Wenn ich sieben Wünsche hätte

siebenblat

Sieben Wünsche frei zu haben, ist mehr als in vielen Märchen. Die Zwerge oder Feen, die solche Wunder für eine gute Tat dem Held der Geschichte gewähren, können sich meist zu drei Wünschen durchringen. Denkt man einmal an die DEFA-Verfilmung „Das kalte Herz“, so werden die Wünsche, zumindest beim Glasmännlein in Raten erfüllt. Erst zwei und dann noch einen, aber erst später. In diesem Fall ist das reale Leben doch schon sehr großzügiger.

Wünsche die offen blieben

Zumindest hypothetisch gesehen. Es war eine Hausaufgabe im Leseunterricht der zweiten Klasse. Wir lasen die Geschichte vom „Blümchen Siebenblatt“. Eine Geschichte von Valentin Katajew. Es handelte von einem Mädchen namens Genia, die sich, abgelenkt durch die Dreistigkeit eines Hundes, verläuft. Eine Frau hilft ihr, indem sie Genia eine Blume schenkt, die sieben Blätter in jeweils einer anderen Farbe hat.

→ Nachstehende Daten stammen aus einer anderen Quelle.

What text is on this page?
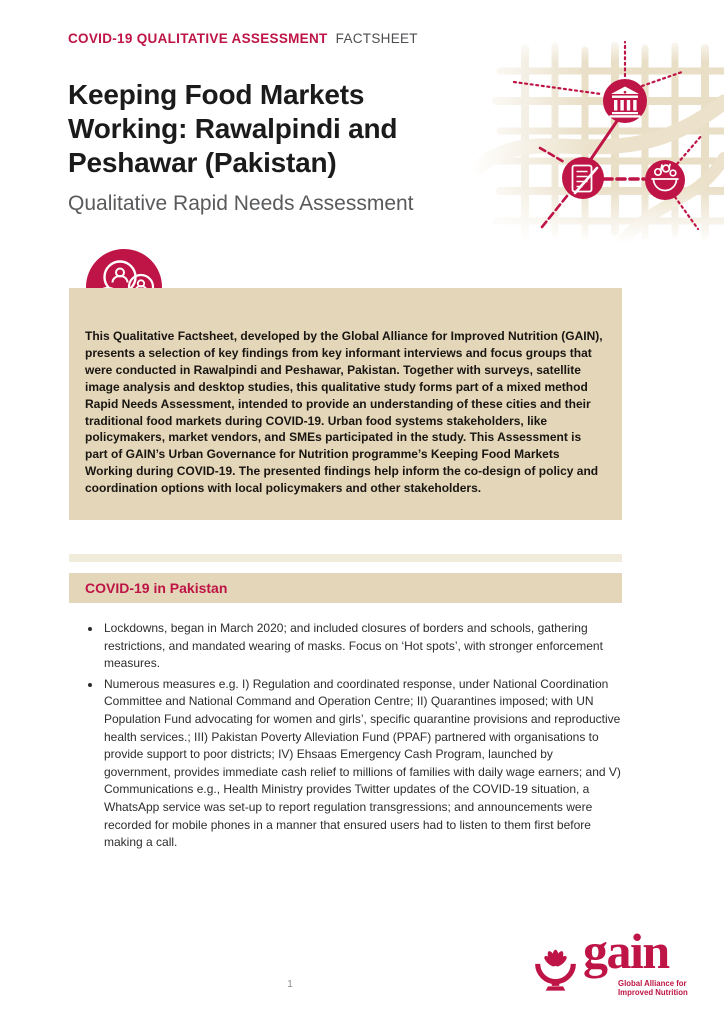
COVID-19 QUALITATIVE ASSESSMENT FACTSHEET
Keeping Food Markets Working: Rawalpindi and Peshawar (Pakistan)
Qualitative Rapid Needs Assessment

This Qualitative Factsheet, developed by the Global Alliance for Improved Nutrition (GAIN), presents a selection of key findings from key informant interviews and focus groups that were conducted in Rawalpindi and Peshawar, Pakistan. Together with surveys, satellite image analysis and desktop studies, this qualitative study forms part of a mixed method Rapid Needs Assessment, intended to provide an understanding of these cities and their traditional food markets during COVID-19. Urban food systems stakeholders, like policymakers, market vendors, and SMEs participated in the study. This Assessment is part of GAIN’s Urban Governance for Nutrition programme’s Keeping Food Markets Working during COVID-19. The presented findings help inform the co-design of policy and coordination options with local policymakers and other stakeholders.

COVID-19 in Pakistan
• Lockdowns, began in March 2020; and included closures of borders and schools, gathering restrictions, and mandated wearing of masks. Focus on ‘Hot spots’, with stronger enforcement measures.
• Numerous measures e.g. I) Regulation and coordinated response, under National Coordination Committee and National Command and Operation Centre; II) Quarantines imposed; with UN Population Fund advocating for women and girls’, specific quarantine provisions and reproductive health services.; III) Pakistan Poverty Alleviation Fund (PPAF) partnered with organisations to provide support to poor districts; IV) Ehsaas Emergency Cash Program, launched by government, provides immediate cash relief to millions of families with daily wage earners; and V) Communications e.g., Health Ministry provides Twitter updates of the COVID-19 situation, a WhatsApp service was set-up to report regulation transgressions; and announcements were recorded for mobile phones in a manner that ensured users had to listen to them first before making a call.
1
gain
Global Alliance for
Improved Nutrition
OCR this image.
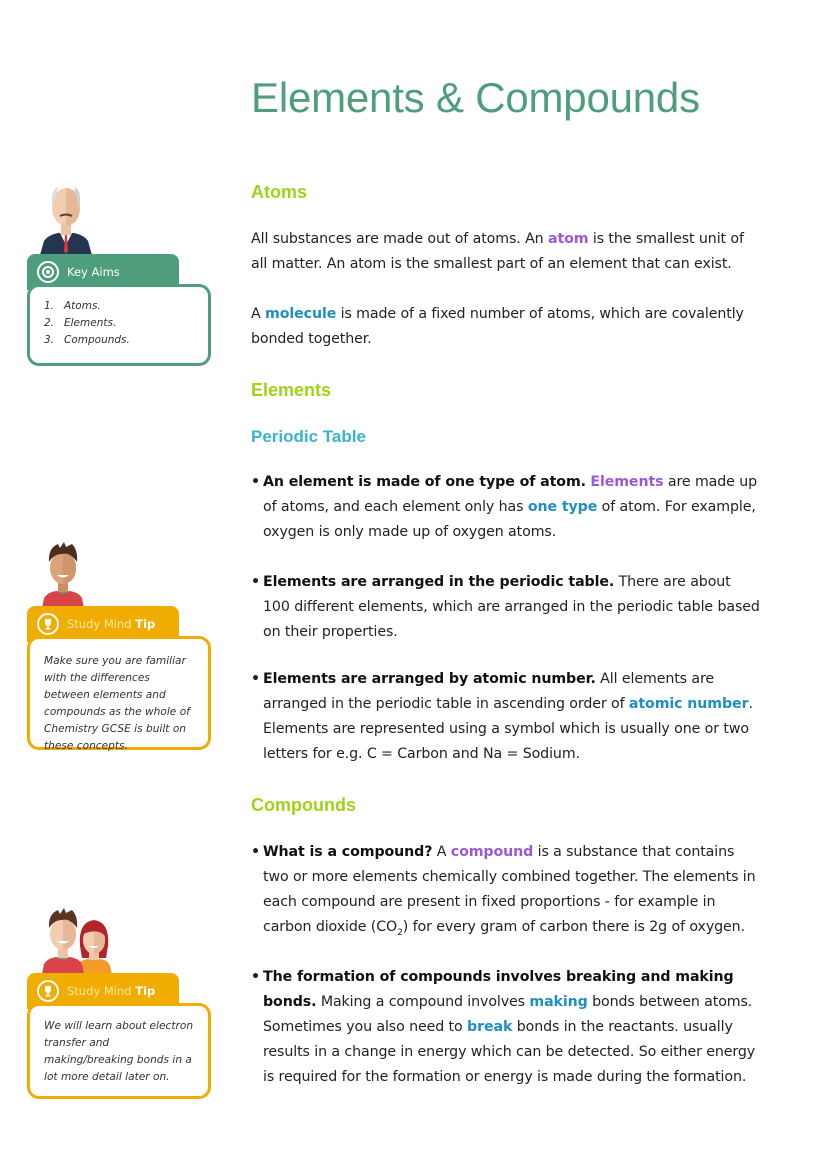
Elements & Compounds
Key Aims
1. Atoms.
2. Elements.
3. Compounds.
Study Mind Tip
Make sure you are familiar with the differences between elements and compounds as the whole of Chemistry GCSE is built on these concepts.
Study Mind Tip
We will learn about electron transfer and making/breaking bonds in a lot more detail later on.
Atoms

All substances are made out of atoms. An atom is the smallest unit of all matter. An atom is the smallest part of an element that can exist.

A molecule is made of a fixed number of atoms, which are covalently bonded together.

Elements
Periodic Table
• An element is made of one type of atom. Elements are made up of atoms, and each element only has one type of atom. For example, oxygen is only made up of oxygen atoms.
• Elements are arranged in the periodic table. There are about 100 different elements, which are arranged in the periodic table based on their properties.
• Elements are arranged by atomic number. All elements are arranged in the periodic table in ascending order of atomic number. Elements are represented using a symbol which is usually one or two letters for e.g. C = Carbon and Na = Sodium.
Compounds
• What is a compound? A compound is a substance that contains two or more elements chemically combined together. The elements in each compound are present in fixed proportions - for example in carbon dioxide $(CO_2)$ for every gram of carbon there is 2g of oxygen.
• The formation of compounds involves breaking and making bonds. Making a compound involves making bonds between atoms. Sometimes you also need to break bonds in the reactants. usually results in a change in energy which can be detected. So either energy is required for the formation or energy is made during the formation.
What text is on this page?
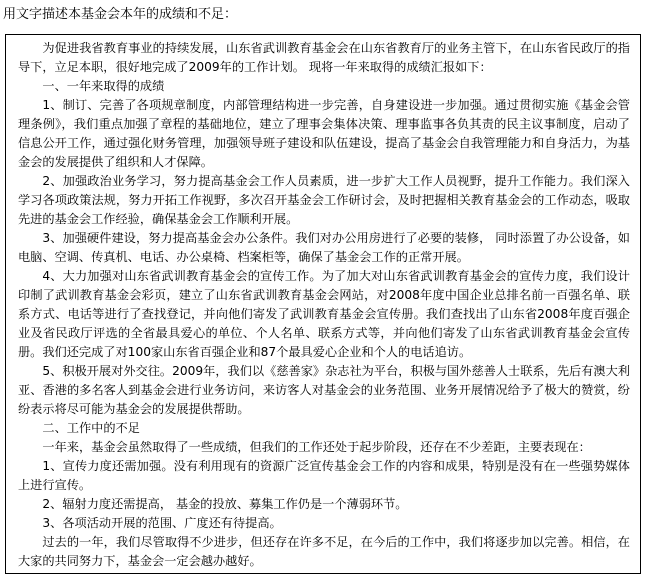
用文字描述本基金会本年的成绩和不足：

为促进我省教育事业的持续发展，山东省武训教育基金会在山东省教育厅的业务主管下，在山东省民政厅的指导下，立足本职，很好地完成了2009年的工作计划。 现将一年来取得的成绩汇报如下：

一、一年来取得的成绩

1、制订、完善了各项规章制度，内部管理结构进一步完善，自身建设进一步加强。通过贯彻实施《基金会管理条例》，我们重点加强了章程的基础地位，建立了理事会集体决策、理事监事各负其责的民主议事制度，启动了信息公开工作，通过强化财务管理，加强领导班子建设和队伍建设，提高了基金会自我管理能力和自身活力，为基金会的发展提供了组织和人才保障。

2、加强政治业务学习，努力提高基金会工作人员素质，进一步扩大工作人员视野，提升工作能力。我们深入学习各项政策法规，努力开拓工作视野，多次召开基金会工作研讨会，及时把握相关教育基金会的工作动态，吸取先进的基金会工作经验，确保基金会工作顺利开展。

3、加强硬件建设，努力提高基金会办公条件。我们对办公用房进行了必要的装修， 同时添置了办公设备，如电脑、空调、传真机、电话、办公桌椅、档案柜等，确保了基金会工作的正常开展。

4、大力加强对山东省武训教育基金会的宣传工作。为了加大对山东省武训教育基金会的宣传力度，我们设计印制了武训教育基金会彩页，建立了山东省武训教育基金会网站，对2008年度中国企业总排名前一百强名单、联系方式、电话等进行了查找登记，并向他们寄发了武训教育基金会宣传册。我们查找出了山东省2008年度百强企业及省民政厅评选的全省最具爱心的单位、个人名单、联系方式等，并向他们寄发了山东省武训教育基金会宣传册。我们还完成了对100家山东省百强企业和87个最具爱心企业和个人的电话追访。

5、积极开展对外交往。2009年，我们以《慈善家》杂志社为平台，积极与国外慈善人士联系，先后有澳大利亚、香港的多名客人到基金会进行业务访问，来访客人对基金会的业务范围、业务开展情况给予了极大的赞赏，纷纷表示将尽可能为基金会的发展提供帮助。

二、工作中的不足

一年来，基金会虽然取得了一些成绩，但我们的工作还处于起步阶段，还存在不少差距，主要表现在：

1、宣传力度还需加强。没有利用现有的资源广泛宣传基金会工作的内容和成果，特别是没有在一些强势媒体上进行宣传。

2、辐射力度还需提高， 基金的投放、募集工作仍是一个薄弱环节。

3、各项活动开展的范围、广度还有待提高。

过去的一年，我们尽管取得不少进步，但还存在许多不足，在今后的工作中，我们将逐步加以完善。相信，在大家的共同努力下，基金会一定会越办越好。
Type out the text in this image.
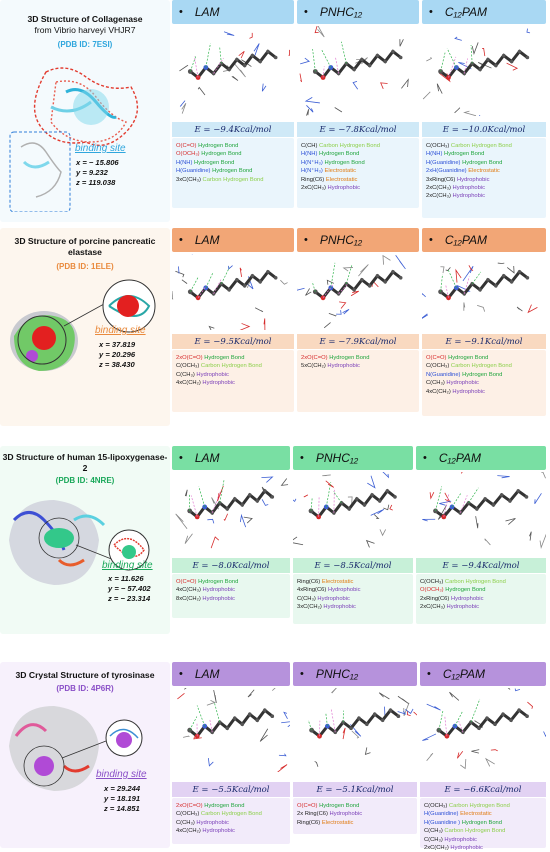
3D Structure of Collagenase
from Vibrio harveyi VHJR7
(PDB ID: 7ESI)
binding site
x = − 15.806
y = 9.232
z = 119.038
• LAM
E = −9.4Kcal/mol
O(C=O) Hydrogen Bond
O(OCH₃) Hydrogen Bond
H(NH) Hydrogen Bond
H(Guanidine) Hydrogen Bond
3xC(CH₃) Carbon Hydrogen Bond
• PNHC₁₂
E = −7.8Kcal/mol
C(CH) Carbon Hydrogen Bond
H(NH) Hydrogen Bond
H(N⁺H₃) Hydrogen Bond
H(N⁺H₃) Electrostatic
Ring(C6) Electrostatic
2xC(CH₃) Hydrophobic
• C₁₂PAM
E = −10.0Kcal/mol
C(OCH₃) Carbon Hydrogen Bond
H(NH) Hydrogen Bond
H(Guanidine) Hydrogen Bond
2xH(Guanidine) Electrostatic
3xRing(C6) Hydrophobic
2xC(CH₃) Hydrophobic
2xC(CH₃) Hydrophobic
3D Structure of porcine pancreatic elastase
(PDB ID: 1ELE)
binding site
x = 37.819
y = 20.296
z = 38.430
• LAM
E = −9.5Kcal/mol
2xO(C=O) Hydrogen Bond
C(OCH₃) Carbon Hydrogen Bond
C(CH₃) Hydrophobic
4xC(CH₂) Hydrophobic
• PNHC₁₂
E = −7.9Kcal/mol
2xO(C=O) Hydrogen Bond
5xC(CH₂) Hydrophobic
• C₁₂PAM
E = −9.1Kcal/mol
O(C=O) Hydrogen Bond
C(OCH₃) Carbon Hydrogen Bond
N(Guanidine) Hydrogen Bond
C(CH₃) Hydrophobic
4xC(CH₂) Hydrophobic
3D Structure of human 15-lipoxygenase-2
(PDB ID: 4NRE)
binding site
x = 11.626
y = − 57.402
z = − 23.314
• LAM
E = −8.0Kcal/mol
O(C=O) Hydrogen Bond
4xC(CH₃) Hydrophobic
8xC(CH₂) Hydrophobic
• PNHC₁₂
E = −8.5Kcal/mol
Ring(C6) Electrostatic
4xRing(C6) Hydrophobic
C(CH₃) Hydrophobic
3xC(CH₂) Hydrophobic
• C₁₂PAM
E = −9.4Kcal/mol
C(OCH₃) Carbon Hydrogen Bond
O(OCH₃) Hydrogen Bond
2xRing(C6) Hydrophobic
2xC(CH₃) Hydrophobic
3D Crystal Structure of tyrosinase
(PDB ID: 4P6R)
binding site
x = 29.244
y = 18.191
z = 14.851
• LAM
E = −5.5Kcal/mol
2xO(C=O) Hydrogen Bond
C(OCH₃) Carbon Hydrogen Bond
C(CH₃) Hydrophobic
4xC(CH₂) Hydrophobic
• PNHC₁₂
E = −5.1Kcal/mol
O(C=O) Hydrogen Bond
2x Ring(C6) Hydrophobic
Ring(C6) Electrostatic
• C₁₂PAM
E = −6.6Kcal/mol
C(OCH₃) Carbon Hydrogen Bond
H(Guanidine) Electrostatic
H(Guanidine ) Hydrogen Bond
C(CH₃) Carbon Hydrogen Bond
C(CH₃) Hydrophobic
2xC(CH₂) Hydrophobic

Natürlich wünscht sich Genia zuerst nach Hause zurück. Die Wünsche, die sie danach hat, sind nicht immer klug durchdacht. Hier kommen wir als Leser ins Spiel. Was hätten wir uns gewünscht, wären wir an Stelle von Genia? Kann ich mich eigentlich noch daran erinnern, was ich mir alles gewünscht hatte? An ein paar Wünsche. Ich wünschte mir jeden Tag meine Lieblingsspeise zum Mittag, dass ich immer alle Ergebnisse in der Arbeiten wusste und dazu ein kleines Männchen unter dem Tisch im Fach für die Bücher, dass mir alles vorsagte.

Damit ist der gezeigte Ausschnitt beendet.